Where Kling Wins and Where It Doesn’t
The honest answer on Kling versus CapCut for this specific workflow: Kling wins on end-to-end AI generation with integrated lip-sync. If you’re generating video from scratch and need dubbed versions, Kling cuts the process from hours to minutes. CapCut’s manual lip-sync tools are genuinely good for existing footage you shoot yourself, but they require more hands-on time — you’re nudging audio, adjusting timing manually, and exporting multiple tracks.
Where Kling still has room to grow: highly expressive performances, extreme close-ups showing detailed mouth interiors, and languages with very different phoneme patterns from Mandarin or English can produce artifacts that need a second pass. For polished commercial work, budget time for a review round. For social content at scale, the raw throughput advantage is hard to argue with.
Pro tip ✅
Build a small library of 5–6 base video clips you like — different genders, ages, and settings — and reuse them across projects. Lip-sync is applied on top of the base clip each time, so you’re not regenerating the visual from scratch for every language version. This cuts your credit usage dramatically on multi-language campaigns.

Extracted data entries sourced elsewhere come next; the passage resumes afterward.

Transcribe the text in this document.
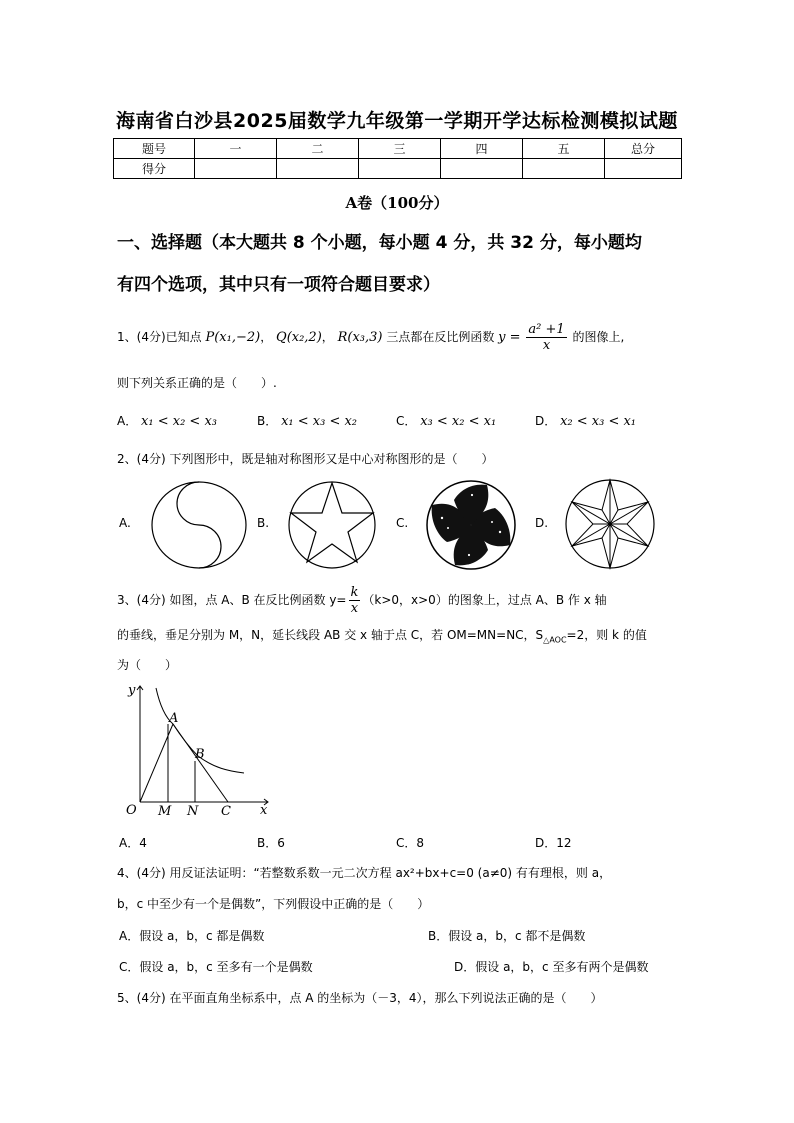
海南省白沙县2025届数学九年级第一学期开学达标检测模拟试题
题号	一	二	三	四	五	总分
得分						
A卷（100分）
一、选择题（本大题共 8 个小题，每小题 4 分，共 32 分，每小题均
有四个选项，其中只有一项符合题目要求）
1、(4分)已知点 P(x₁,−2)， Q(x₂,2)， R(x₃,3) 三点都在反比例函数 $y = \frac{\text{a² +1}}{x}$ 的图像上,
则下列关系正确的是（　　）.
A． x₁ < x₂ < x₃	B． x₁ < x₃ < x₂	C． x₃ < x₂ < x₁	D． x₂ < x₃ < x₁
2、(4分) 下列图形中，既是轴对称图形又是中心对称图形的是（　　）
A.	B.	C.	D.
3、(4分) 如图，点 A、B 在反比例函数 $y= \frac{k}{x} (k>0$，x>0）的图象上，过点 A、B 作 x 轴
的垂线，垂足分别为 M，N，延长线段 AB 交 x 轴于点 C，若 OM=MN=NC，$S_{\triangle AOC}=2$，则 k 的值
为（　　）
y
x
O
A
B
M N C
A．4	B．6	C．8	D．12
4、(4分) 用反证法证明：“若整数系数一元二次方程 ax²+bx+c=0 (a≠0) 有有理根，则 a，
b，c 中至少有一个是偶数”，下列假设中正确的是（　　）
A．假设 a，b，c 都是偶数	B．假设 a，b，c 都不是偶数
C．假设 a，b，c 至多有一个是偶数	D．假设 a，b，c 至多有两个是偶数
5、(4分) 在平面直角坐标系中，点 A 的坐标为（－3，4），那么下列说法正确的是（　　）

Start With One Language, Then Scale
The real argument for this workflow isn’t that it’s perfect — it’s that it’s fast enough to make multi-language content actually worth doing. Producing a Spanish, French, and Portuguese version of a 30-second explainer used to mean three separate studio sessions or three separate freelancer bookings. In Kling 3.0, it means uploading three audio files and waiting a few minutes each.
Start with one language you can verify natively — run the Spanish version past a Spanish speaker before publishing. Once you’ve confirmed the quality clears your bar, the rest of the languages follow the exact same process. The workflow scales; the per-video effort doesn’t. That’s the actual reason creators are rethinking their toolstack.